Doing it and been doing it since 1994. Embedded hardware programmers are getting harder to find. Nobody wants to do programming that involves having to know electrical engineering and programming. I have worked on cpus ranging from z80 , 8051, 68000, MIPS (oh how I hate thee), AVR, PIC, ARM. Started out doing low level stuff for CRT television control chips , moved to networking gear , then power supply controllers and finally ASICs before I quit a few years to do computer graphics.
Went back to it recently for the extra cash since the market on graphics is a bit slow right now. It is a well paying field but it can be a stressful one as well as you usually have to do a lot of low level stuff you never have to do in regular programming. I have gone to sleep many times thinking about how I could cram just one more instruction into a clock cycle or how to fit that last bit of code into the 4KB of memory I had to work with.
 
I've considered buying a gumstix or beagleboard to mess around with embedded programming. Does anyone have experience with that kind of stuff?

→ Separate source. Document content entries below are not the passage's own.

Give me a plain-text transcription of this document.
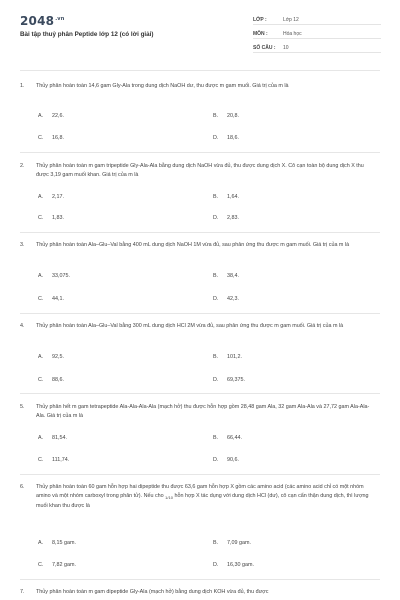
$2048^{.vn}$
Bài tập thuỷ phân Peptide lớp 12 (có lời giải)
LỚP :	Lớp 12
MÔN :	Hóa học
SỐ CÂU : 10
1. Thủy phân hoàn toàn 14,6 gam Gly-Ala trong dung dịch NaOH dư, thu được m gam muối. Giá trị của m là
A. 22,6.	B. 20,8.
C. 16,8.	D. 18,6.
2. Thủy phân hoàn toàn m gam tripeptide Gly-Ala-Ala bằng dung dịch NaOH vừa đủ, thu được dung dịch X. Cô cạn toàn bộ dung dịch X thu được 3,19 gam muối khan. Giá trị của m là
A. 2,17.	B. 1,64.
C. 1,83.	D. 2,83.
3. Thủy phân hoàn toàn Ala–Glu–Val bằng 400 mL dung dịch NaOH 1M vừa đủ, sau phản ứng thu được m gam muối. Giá trị của m là
A. 33,075.	B. 38,4.
C. 44,1.	D. 42,3.
4. Thủy phân hoàn toàn Ala–Glu–Val bằng 300 mL dung dịch HCl 2M vừa đủ, sau phản ứng thu được m gam muối. Giá trị của m là
A. 92,5.	B. 101,2.
C. 88,6.	D. 69,375.
5. Thủy phân hết m gam tetrapeptide Ala-Ala-Ala-Ala (mạch hở) thu được hỗn hợp gồm 28,48 gam Ala, 32 gam Ala-Ala và 27,72 gam Ala-Ala-Ala. Giá trị của m là
A. 81,54.	B. 66,44.
C. 111,74.	D. 90,6.
6. Thủy phân hoàn toàn 60 gam hỗn hợp hai dipeptide thu được 63,6 gam hỗn hợp X gồm các amino acid (các amino acid chỉ có một nhóm amino và một nhóm carboxyl trong phân tử). Nếu cho $_{1/10}$ hỗn hợp X tác dụng với dung dịch HCl (dư), cô cạn cẩn thận dung dịch, thì lượng muối khan thu được là
A. 8,15 gam.	B. 7,09 gam.
C. 7,82 gam.	D. 16,30 gam.
7. Thủy phân hoàn toàn m gam dipeptide Gly-Ala (mạch hở) bằng dung dịch KOH vừa đủ, thu được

If you want to get a feel for it without spending any money you can download some emulators.

A few I like:
8051 simulator , the 8051 is an old chip but still in use. It controlled some of the space shuttles flight computers.
http://www.edsim51.com/

AVR,PIC, Z80, 80xx simulators and some of them have a basic interpreter you can write code with. Limited trial versions but still nice.
http://www.oshonsoft.com/

AVR simulator with tutorials
http://www.amctools.com/vmlab.htm


I tell people to start small , understand what things like registers are in a cpu before trying to tackle a complex processor. You need to know things like that to read datasheets for the processor. If you can't read and understand the datasheets you will be at a loss.
 
Me! I do embedded software design in C for a custom board running a powerPC chip. It goes into our company's communications system.
 
Anyone buy one of those cheap TI boards they were selling awhile back and actually do something with it?

I took mine out of the box, but haven't touched it since.
 
I did it on my first coop. Did not really like it. Would I mind doing it an again? Hell, it beats consulting.

Also, embedded programming is a rather loose definition. All it has do do to be an embedded system is control stuff in real time. If you a PLC/PAC that is not hooked up to an HMI or some other network, it could be an embedded system.
 
Anyone buy one of those cheap TI boards they were selling awhile back and actually do something with it?

I took mine out of the box, but haven't touched it since.

well, to do something useful with it, you have to buy one of the add on boards... Otherwise, all you can really do is turn the voltage on or off to control a servo on something.